於岩翻了翻好看的眉眼,雖是男兒身,卻總是流露出一種女兒的姿態,道:「萬事沒有絕對,即便是最有經驗的鑒定師依舊可能會錯,所以在交易師這一關,我們得再次把關,通過與交易方的攀談來了解他們的品性和心念,來再度判斷他們說的話幾分真假,最後商量價格來成交,一般若是委託給我萬寶閣拍賣的這種要尤為注意。」
「哦,是因為萬寶閣的聲譽?」吳憂猜測道。
「果然機靈!」於岩不乏讚賞道。
「所有由萬寶閣拍賣所出的物品都代表著萬寶閣已經幫參與拍賣的客人做了認真的調查,客人是基於信任我們的基礎之上才來參與競拍的,自然我們得負責,百年聲譽往往會毀於一件小事,交易師的責任不可謂不大。若是交易方只是賣給萬寶閣的,我們也得小心,畢竟一旦收到假貨,到時候追討起來也是我們交易師的責任。」
吳憂不禁覺得,交易師這個行當還真是有些艱辛。
「還要注意的便是一類,那種簽好了協定,承諾賣給萬寶閣或者由萬寶閣拍賣的一旦撕毀協定,交易師得全權負責處置,最好的結果自然是讓對方悉數達成先前的承諾,最壞也得將承諾收歸一半,這點你必須記住,不要做沒有把握的交易,這樣能夠大大提高你的成功率。」於岩提醒道。
「明白了!」
隨著於岩的不斷介紹,吳憂似乎對於此人的觀想也是稍稍改變了,雖然外在給人的感覺不行,但是真刷子倒是有幾把,就憑他對於交易師的一些見解就足以夠吳憂受用了。

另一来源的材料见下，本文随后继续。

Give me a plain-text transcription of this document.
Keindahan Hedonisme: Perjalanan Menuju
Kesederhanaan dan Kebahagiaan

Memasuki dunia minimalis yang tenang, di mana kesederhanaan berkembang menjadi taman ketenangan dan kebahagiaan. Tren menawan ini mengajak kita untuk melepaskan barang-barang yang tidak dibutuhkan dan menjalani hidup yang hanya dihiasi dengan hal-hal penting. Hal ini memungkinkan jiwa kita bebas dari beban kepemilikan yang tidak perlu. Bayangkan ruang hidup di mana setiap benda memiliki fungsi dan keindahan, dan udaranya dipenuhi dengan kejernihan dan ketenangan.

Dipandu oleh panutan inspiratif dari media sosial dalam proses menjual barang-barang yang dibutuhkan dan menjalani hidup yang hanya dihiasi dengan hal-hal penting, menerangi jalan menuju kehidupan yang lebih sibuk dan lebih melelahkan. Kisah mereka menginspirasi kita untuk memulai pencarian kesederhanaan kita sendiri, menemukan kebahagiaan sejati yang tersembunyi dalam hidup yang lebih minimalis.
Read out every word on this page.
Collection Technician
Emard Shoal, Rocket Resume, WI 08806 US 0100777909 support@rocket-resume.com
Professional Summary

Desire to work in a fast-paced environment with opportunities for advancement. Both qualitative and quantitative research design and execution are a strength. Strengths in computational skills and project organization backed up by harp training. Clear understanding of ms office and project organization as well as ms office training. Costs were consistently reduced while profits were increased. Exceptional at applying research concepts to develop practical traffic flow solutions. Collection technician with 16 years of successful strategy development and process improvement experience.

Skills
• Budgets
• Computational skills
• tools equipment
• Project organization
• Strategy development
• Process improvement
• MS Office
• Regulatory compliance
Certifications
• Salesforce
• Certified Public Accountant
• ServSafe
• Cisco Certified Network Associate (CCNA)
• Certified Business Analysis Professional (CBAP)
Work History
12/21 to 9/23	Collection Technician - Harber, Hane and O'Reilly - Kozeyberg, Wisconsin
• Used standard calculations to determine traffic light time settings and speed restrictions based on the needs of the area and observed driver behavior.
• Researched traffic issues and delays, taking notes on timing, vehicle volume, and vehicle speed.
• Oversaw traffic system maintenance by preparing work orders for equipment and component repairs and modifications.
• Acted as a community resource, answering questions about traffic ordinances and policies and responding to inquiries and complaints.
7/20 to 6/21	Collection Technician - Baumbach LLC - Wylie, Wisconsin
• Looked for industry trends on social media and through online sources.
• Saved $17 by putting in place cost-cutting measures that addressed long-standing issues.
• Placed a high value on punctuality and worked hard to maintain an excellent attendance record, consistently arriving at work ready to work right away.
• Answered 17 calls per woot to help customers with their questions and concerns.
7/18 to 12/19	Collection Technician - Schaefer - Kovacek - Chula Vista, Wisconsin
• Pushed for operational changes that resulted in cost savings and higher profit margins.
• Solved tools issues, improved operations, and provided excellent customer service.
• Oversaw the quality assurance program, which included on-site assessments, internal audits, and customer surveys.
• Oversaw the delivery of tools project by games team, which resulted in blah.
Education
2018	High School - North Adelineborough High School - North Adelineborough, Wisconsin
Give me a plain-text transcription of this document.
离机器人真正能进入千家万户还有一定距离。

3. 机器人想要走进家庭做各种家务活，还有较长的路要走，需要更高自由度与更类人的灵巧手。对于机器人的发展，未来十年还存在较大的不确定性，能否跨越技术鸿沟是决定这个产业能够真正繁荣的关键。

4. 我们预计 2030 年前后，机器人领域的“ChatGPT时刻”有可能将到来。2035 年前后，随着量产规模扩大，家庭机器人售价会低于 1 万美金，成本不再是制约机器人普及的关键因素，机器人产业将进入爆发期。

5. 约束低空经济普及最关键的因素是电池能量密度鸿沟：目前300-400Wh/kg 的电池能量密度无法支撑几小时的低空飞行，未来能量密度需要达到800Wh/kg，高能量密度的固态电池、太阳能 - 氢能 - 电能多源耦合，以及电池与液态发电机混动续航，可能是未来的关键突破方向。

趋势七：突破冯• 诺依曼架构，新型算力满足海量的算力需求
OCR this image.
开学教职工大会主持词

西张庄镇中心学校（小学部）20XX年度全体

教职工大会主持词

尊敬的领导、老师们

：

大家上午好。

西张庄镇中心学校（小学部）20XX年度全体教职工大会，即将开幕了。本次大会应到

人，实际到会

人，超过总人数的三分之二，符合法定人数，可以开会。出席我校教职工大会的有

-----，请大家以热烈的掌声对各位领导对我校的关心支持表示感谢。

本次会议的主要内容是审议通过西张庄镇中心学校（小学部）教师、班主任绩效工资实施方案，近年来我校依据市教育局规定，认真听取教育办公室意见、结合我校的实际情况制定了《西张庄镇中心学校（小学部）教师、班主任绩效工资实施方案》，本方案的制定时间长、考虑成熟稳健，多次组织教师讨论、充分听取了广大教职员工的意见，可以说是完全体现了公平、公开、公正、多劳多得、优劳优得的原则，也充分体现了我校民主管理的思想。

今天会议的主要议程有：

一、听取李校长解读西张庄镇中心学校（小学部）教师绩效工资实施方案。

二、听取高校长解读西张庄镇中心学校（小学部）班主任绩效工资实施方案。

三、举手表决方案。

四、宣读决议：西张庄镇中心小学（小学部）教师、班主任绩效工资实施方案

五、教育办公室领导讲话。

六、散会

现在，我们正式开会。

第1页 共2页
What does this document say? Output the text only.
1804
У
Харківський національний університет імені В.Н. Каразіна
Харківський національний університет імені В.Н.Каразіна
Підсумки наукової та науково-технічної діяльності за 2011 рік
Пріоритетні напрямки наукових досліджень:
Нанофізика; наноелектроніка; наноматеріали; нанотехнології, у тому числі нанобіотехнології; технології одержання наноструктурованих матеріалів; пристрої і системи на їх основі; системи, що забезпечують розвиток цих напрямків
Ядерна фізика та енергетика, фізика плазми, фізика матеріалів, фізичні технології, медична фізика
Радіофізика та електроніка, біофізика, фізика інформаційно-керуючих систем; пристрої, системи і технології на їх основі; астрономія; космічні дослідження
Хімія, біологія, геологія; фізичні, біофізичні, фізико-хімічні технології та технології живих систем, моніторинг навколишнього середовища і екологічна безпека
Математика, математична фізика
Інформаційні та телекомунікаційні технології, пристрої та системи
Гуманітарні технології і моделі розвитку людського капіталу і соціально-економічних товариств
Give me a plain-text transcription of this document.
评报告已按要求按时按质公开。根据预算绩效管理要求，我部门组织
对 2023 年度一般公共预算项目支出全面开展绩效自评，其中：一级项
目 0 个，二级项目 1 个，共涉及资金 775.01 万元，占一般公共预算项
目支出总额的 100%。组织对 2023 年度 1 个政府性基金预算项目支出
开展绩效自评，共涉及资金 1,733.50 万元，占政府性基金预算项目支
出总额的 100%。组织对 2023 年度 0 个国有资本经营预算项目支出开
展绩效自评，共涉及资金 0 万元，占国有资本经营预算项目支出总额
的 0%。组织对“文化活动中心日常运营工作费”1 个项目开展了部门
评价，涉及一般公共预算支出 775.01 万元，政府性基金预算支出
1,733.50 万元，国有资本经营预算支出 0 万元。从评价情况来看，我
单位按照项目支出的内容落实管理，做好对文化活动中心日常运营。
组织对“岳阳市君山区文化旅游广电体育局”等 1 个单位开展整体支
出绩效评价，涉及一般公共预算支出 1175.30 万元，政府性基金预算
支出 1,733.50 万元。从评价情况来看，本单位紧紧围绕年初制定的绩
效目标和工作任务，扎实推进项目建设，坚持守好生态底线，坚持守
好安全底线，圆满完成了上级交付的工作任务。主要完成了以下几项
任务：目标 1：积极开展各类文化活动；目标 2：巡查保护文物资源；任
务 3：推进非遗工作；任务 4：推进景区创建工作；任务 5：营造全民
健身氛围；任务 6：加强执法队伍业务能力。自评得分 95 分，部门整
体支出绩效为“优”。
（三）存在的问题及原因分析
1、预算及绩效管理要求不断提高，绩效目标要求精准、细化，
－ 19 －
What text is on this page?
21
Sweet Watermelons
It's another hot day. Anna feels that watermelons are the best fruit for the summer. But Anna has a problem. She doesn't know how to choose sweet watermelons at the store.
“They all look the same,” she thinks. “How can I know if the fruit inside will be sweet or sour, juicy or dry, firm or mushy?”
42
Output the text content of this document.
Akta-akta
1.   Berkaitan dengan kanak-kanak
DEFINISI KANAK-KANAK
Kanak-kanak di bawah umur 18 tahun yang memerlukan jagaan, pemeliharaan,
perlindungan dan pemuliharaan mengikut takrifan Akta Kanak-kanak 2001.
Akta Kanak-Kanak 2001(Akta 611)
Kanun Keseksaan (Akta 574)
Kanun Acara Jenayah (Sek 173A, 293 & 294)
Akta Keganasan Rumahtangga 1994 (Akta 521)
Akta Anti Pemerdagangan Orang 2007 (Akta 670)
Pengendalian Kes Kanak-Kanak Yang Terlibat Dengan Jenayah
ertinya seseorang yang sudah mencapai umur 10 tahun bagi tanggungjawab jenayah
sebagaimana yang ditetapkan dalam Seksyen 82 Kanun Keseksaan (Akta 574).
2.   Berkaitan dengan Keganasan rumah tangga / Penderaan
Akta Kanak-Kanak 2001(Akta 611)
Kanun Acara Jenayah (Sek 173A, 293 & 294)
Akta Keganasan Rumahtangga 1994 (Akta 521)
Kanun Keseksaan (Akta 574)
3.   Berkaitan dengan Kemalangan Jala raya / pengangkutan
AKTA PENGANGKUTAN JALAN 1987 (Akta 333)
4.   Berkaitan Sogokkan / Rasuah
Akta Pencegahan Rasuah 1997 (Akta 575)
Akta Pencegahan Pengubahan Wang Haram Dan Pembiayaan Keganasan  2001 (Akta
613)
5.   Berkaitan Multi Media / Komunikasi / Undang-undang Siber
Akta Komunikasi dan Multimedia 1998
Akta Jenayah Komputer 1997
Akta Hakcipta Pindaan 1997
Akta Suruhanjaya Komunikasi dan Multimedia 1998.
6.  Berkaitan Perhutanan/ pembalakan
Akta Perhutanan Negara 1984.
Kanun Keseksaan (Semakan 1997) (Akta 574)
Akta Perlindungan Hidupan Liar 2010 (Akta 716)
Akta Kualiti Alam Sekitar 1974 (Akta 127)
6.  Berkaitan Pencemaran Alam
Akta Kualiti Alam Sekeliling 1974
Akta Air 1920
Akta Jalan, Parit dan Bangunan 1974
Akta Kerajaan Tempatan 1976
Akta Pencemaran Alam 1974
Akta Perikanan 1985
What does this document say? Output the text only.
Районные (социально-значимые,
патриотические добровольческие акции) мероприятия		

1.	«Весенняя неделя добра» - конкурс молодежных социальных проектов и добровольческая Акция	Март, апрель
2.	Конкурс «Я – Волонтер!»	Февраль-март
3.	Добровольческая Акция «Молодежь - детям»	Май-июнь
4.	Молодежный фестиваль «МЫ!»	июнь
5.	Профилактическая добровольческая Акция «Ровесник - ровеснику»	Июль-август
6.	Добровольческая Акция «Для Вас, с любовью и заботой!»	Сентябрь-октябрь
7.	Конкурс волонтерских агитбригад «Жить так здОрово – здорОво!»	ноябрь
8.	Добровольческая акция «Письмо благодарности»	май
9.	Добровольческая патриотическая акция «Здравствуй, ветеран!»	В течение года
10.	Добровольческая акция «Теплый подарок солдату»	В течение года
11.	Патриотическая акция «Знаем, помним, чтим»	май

眼見著天色漸晚,吳憂也是記下了許多關於交易師的條框,不由覺得頗為充實。
於岩今日算是盡了領頭人的責任,將一切都是清清楚楚講解給吳憂了,末了,他停下了腳步,只是抬起他那雙泛著桃花的眼睛,細聲道:「小弟弟,晚上要不要跟我一起去城中的酒樓吃酒?」
吳憂一愣,隨即便是連忙道:「天色已晚,金府還有門禁,不知不覺叨嘮於師許久了,小子先回去了,改日再來找於師求教。」
一溜煙的功夫吳憂便是跑了個無影無蹤,於岩尚未來得及挽留,便是只看到了一個模糊的背影逝去,他的嘴角不由流露出了一絲莫名的笑意。